I'm the ANON you reference.

Thanks for your straight forwardness and honesty, its refreshing and a reason why your blog is the first thing I read in the morning.

I agree that this is a bottom, I am loading up on beaten down stocks like DRYS LVS BX, etc., all stocks that I believe have the potential to double. As well as Ultra ETFs.

Best of Luck.

TC said...

I took a look at your picks...

Per your objective (i.e. double potential), I like DRYS and LVS. BX, however, has never shown this potential in all its short existence. Seems a prospective candidate for some kind of negative surprise. Can't imagine proposed tax increases on hedge funds and private equity will bode well either.

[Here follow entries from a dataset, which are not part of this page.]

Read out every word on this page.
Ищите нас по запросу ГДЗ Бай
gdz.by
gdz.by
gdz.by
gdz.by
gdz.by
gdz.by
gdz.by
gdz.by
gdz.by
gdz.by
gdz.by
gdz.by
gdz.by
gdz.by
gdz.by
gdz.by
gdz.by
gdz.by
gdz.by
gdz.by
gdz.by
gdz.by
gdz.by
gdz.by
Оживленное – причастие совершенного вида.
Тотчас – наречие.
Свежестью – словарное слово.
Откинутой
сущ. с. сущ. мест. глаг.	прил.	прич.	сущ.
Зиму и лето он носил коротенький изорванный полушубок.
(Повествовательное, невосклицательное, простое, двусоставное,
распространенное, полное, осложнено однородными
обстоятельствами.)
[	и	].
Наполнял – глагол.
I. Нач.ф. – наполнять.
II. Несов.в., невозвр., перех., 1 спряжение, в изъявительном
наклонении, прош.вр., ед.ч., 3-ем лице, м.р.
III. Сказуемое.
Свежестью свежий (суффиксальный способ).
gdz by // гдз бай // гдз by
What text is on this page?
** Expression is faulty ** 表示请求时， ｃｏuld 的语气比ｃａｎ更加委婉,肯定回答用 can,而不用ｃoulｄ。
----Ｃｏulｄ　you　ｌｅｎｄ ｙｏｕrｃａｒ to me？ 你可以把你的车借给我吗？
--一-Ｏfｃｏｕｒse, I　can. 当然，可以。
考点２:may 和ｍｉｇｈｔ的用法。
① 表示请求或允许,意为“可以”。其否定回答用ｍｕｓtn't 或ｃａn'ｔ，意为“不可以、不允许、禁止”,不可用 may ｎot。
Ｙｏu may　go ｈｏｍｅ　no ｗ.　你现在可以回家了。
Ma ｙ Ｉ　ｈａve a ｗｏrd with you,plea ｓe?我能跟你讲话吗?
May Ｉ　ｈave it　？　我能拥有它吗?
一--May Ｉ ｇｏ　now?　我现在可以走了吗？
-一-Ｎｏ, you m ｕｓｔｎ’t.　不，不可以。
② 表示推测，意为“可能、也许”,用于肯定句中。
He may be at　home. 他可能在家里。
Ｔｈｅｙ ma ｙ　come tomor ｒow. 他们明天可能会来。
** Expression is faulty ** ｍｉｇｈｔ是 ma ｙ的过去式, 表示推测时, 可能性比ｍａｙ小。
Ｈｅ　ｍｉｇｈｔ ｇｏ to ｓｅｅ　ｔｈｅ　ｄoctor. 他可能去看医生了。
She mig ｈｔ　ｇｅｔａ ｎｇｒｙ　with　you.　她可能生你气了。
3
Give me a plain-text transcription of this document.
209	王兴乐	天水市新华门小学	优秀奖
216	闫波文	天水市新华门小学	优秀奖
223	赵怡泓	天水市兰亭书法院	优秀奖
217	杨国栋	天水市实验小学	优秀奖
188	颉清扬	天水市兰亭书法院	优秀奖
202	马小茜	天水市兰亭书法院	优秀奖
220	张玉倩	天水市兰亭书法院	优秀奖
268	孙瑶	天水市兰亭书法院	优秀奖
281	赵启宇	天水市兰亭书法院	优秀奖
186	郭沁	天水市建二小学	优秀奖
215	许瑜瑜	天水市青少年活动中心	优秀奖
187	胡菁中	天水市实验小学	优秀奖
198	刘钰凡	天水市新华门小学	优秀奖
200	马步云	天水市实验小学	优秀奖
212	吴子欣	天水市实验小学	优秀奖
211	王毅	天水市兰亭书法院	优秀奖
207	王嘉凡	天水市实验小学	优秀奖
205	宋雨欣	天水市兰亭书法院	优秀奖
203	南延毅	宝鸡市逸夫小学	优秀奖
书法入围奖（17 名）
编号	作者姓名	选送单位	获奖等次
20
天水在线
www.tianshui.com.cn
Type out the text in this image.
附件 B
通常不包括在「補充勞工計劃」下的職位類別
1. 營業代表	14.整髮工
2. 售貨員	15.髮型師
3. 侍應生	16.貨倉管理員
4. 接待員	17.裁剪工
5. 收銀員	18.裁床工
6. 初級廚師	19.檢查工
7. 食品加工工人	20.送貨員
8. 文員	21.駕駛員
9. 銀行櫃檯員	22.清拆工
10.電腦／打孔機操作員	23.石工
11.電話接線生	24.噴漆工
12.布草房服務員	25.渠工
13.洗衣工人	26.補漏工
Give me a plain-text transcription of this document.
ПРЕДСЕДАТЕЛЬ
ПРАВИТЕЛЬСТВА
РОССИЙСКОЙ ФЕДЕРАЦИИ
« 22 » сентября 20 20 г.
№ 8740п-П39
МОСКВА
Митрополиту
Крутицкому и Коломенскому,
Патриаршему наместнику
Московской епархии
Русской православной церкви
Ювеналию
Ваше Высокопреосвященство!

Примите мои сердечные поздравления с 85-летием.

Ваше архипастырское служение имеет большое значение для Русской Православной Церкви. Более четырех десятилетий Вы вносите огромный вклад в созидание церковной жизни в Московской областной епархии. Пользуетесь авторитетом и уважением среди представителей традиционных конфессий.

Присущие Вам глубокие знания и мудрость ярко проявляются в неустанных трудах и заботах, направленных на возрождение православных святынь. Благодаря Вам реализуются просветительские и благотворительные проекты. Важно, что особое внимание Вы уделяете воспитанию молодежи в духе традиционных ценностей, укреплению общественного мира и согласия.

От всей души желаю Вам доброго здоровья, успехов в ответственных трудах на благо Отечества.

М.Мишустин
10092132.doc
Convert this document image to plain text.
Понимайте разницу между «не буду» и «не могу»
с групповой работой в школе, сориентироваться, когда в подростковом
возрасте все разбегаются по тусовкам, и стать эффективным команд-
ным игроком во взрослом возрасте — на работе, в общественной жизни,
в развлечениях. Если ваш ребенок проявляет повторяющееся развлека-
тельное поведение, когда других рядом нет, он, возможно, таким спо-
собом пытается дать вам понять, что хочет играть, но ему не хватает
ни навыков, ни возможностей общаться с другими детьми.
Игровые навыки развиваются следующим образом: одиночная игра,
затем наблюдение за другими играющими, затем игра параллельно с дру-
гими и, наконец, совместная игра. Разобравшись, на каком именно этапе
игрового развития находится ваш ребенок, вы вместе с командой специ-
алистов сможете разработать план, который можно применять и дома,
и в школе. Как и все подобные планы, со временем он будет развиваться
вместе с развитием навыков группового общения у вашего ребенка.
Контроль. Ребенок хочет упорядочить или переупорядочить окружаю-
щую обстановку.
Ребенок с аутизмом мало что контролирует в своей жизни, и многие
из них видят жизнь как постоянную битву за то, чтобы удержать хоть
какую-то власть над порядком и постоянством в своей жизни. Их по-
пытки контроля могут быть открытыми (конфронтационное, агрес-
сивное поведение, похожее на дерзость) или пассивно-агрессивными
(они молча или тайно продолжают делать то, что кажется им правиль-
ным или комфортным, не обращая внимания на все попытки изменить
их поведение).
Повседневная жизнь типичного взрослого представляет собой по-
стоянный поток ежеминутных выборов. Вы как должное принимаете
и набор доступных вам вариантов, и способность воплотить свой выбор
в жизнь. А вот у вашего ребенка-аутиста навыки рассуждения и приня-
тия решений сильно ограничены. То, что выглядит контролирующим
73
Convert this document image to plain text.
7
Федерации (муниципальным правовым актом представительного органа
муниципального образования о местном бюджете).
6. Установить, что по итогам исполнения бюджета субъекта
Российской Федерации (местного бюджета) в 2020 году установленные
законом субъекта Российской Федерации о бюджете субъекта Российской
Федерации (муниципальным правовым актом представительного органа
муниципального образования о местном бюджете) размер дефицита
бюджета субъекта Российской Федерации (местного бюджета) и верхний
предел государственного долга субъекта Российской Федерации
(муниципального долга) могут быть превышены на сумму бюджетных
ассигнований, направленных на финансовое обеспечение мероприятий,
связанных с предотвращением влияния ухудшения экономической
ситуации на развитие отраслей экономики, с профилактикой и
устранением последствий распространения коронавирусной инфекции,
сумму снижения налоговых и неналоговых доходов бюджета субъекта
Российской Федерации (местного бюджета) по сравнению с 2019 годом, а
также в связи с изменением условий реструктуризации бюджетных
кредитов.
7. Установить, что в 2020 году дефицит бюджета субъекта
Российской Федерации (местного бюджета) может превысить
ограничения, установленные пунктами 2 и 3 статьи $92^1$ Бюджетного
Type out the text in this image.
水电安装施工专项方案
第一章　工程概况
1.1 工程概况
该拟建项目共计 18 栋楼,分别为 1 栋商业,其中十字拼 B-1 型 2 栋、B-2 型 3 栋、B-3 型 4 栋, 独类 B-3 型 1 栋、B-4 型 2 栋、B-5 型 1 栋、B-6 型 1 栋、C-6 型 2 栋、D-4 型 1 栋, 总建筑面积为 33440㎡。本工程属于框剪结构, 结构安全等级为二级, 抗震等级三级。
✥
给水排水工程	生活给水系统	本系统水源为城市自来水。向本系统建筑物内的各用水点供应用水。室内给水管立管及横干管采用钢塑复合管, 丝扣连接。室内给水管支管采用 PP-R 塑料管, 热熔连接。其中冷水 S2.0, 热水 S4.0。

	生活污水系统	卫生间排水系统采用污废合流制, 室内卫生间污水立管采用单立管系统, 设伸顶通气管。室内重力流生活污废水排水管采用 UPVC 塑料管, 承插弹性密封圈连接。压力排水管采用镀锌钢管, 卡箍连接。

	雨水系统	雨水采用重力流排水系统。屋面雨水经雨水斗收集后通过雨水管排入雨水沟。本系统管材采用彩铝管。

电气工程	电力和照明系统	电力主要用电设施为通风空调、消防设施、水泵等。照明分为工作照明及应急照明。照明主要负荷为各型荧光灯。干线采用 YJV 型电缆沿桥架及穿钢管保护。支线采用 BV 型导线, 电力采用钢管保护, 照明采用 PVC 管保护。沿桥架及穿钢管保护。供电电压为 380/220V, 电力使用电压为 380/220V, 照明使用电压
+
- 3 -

Just my two cents. Thanks for your observations, feedback and kind regards!

Greg said...

You were just early on the call. Apparently Robert Prechter reads your blog and has now jumped on your bandwagon!

Prechter Advises Closing Short Positions on Stocks

TC said...

I believe "too early" essentially is how my melt-up call will work out, Greg. Still, I wish I had stuck with my call on January 2nd and stayed out of Ultra ETF positions. At least I would have missed January's subsequent throttling. (Still, I would have gotten long early February and I'd be nursing a paper loss not much less than the one I am nursing right now.)

Prechter appeared on CNBC this afternoon as well. If he's reading my blog, I'm tweaked he made no mention to CNBC's international audience!

Ditto Cramer. Tuesday's "Off the Charts" segment highlighted some of the same things I wrote about last Friday. And that was by no means the first time it seemed Cramer had lifted material from me. I'll give him a piece of my mind when I call into the Lightning Round for his recommendation on a Bank of America CD...

TC said...

Yikes! BX +23% today! All hail Anon!